Rebuild when necessary
The word “Rebuild” has a dirty connotation in sports. In baseball, rebuilding teams are viewed with disdain, suffer in attendance, and star players stuck on rebuilding teams generally sour to their environment quickly and desire to escape.
Whereas the Mets were essentially forced to rebuild from 2011-2013 because of Fred’s inability to see Bernie Madoff as the thief that he was, in recent years, the Mets seem to have taken a half-baked approach. When considering Sandy Alderson’s replacement and the two finalists were Chaim Bloom and Brodie Van Wagenen, Wilpon chose Van Wagenen because he believed he could win with the team that was presently constructed, along with some improvements.
Bloom, on the other hand, felt a rebuild was completely necessary, and as we saw from the Mookie Betts trade, he is not afraid to make unpopular decisions.
As long as Wilpon ownership is in place, they seem to operate under the assumption that rebuilds are completely impossible in New York. This in spite of the fact that it was only four years ago that the Yankees committed to a soft rebuild and ended up getting future franchise cornerstone Gleyber Torres in exchange for two months of Aroldis Chapman.
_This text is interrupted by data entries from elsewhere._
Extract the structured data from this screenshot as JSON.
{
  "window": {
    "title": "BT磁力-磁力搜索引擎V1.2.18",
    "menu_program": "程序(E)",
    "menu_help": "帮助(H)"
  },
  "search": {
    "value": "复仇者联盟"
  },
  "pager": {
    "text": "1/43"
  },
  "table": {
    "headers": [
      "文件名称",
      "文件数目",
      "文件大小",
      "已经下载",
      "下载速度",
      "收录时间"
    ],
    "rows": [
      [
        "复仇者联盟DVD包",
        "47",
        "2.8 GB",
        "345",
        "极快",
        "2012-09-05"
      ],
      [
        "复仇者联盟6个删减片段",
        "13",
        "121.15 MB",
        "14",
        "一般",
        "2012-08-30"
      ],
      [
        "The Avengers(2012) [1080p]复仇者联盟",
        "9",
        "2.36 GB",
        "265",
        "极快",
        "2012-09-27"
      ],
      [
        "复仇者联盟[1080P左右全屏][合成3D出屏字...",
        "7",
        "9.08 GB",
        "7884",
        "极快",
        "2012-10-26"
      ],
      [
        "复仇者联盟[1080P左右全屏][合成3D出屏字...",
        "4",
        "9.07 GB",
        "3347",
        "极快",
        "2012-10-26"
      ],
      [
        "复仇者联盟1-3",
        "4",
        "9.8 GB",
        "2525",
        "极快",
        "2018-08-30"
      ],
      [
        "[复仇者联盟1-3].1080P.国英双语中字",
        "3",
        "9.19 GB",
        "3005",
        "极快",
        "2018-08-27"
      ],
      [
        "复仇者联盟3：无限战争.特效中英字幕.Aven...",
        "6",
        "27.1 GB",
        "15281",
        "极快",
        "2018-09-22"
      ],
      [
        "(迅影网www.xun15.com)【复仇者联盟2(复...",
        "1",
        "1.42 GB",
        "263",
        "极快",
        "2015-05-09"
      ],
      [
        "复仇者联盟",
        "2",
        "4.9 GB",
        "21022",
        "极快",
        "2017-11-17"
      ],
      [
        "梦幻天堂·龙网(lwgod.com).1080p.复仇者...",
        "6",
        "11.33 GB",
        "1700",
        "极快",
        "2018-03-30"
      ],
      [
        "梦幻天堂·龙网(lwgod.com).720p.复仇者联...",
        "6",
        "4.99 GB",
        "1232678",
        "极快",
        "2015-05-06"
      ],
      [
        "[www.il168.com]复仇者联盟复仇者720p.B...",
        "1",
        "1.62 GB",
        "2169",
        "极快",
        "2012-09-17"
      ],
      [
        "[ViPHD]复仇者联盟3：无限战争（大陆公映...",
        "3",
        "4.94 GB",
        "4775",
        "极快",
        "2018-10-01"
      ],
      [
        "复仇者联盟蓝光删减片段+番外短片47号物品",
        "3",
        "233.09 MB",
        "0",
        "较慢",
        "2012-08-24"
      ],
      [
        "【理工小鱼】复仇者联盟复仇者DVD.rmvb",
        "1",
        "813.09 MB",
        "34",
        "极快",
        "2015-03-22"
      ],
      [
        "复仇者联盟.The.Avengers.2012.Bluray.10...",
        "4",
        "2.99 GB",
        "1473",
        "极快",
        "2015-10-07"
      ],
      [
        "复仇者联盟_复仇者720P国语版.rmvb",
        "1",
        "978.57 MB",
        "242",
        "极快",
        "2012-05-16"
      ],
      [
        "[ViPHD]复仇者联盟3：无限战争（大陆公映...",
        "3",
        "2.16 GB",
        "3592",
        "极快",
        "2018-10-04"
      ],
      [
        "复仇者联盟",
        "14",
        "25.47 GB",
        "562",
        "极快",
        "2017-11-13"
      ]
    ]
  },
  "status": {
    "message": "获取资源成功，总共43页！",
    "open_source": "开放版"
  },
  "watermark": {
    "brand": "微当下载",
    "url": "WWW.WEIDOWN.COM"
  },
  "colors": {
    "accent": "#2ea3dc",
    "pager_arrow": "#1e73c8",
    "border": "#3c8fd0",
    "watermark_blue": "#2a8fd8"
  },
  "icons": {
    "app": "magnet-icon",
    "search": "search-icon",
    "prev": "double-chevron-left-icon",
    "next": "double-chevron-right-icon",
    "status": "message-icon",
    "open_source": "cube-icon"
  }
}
Part of the problem is that Wilpon is unwilling to commit the resources to a core rebuild.
When the Mets traded away their aging and soon to be expensive 2015 and 2016 core players at the 2017 and 2018 trade deadlines (Lucas Duda, Curtis Granderson, Neil Walker, Addison Reed, Asdrubal Cabrera, Jeurys Familia), the returns were as follows: minor league relief pitcher Drew Smith, minor league relief pitcher Jacob Rhame, minor league relief pitchers Gerson Bautista, Stephen Nogosek and Jamie Callahan, minor league reliever Eric Hanhold, minor league reliever Franklyn Kilome, minor league reliever Bobby Wahl and minor league third baseman Will Toffey. If you weren’t excited by any of those names, nobody would blame you.
The reason why the returns were so minimal was because of Wilpon’s refusal to throw money in the deal to offset contract costs. As a result instead of getting a core that could get the Mets over the top in the short run, they settled for low upside lottery tickets that have for the most part served as AAAA depth at best.
Even if a rebuild is unpalatable, half-baking it does more harm in the short and the long term. Should the Mets struggle this year, if a team offers an attractive package for a player provided the money is kicked in, Wilpon should stop looking at the bottom line and think long term.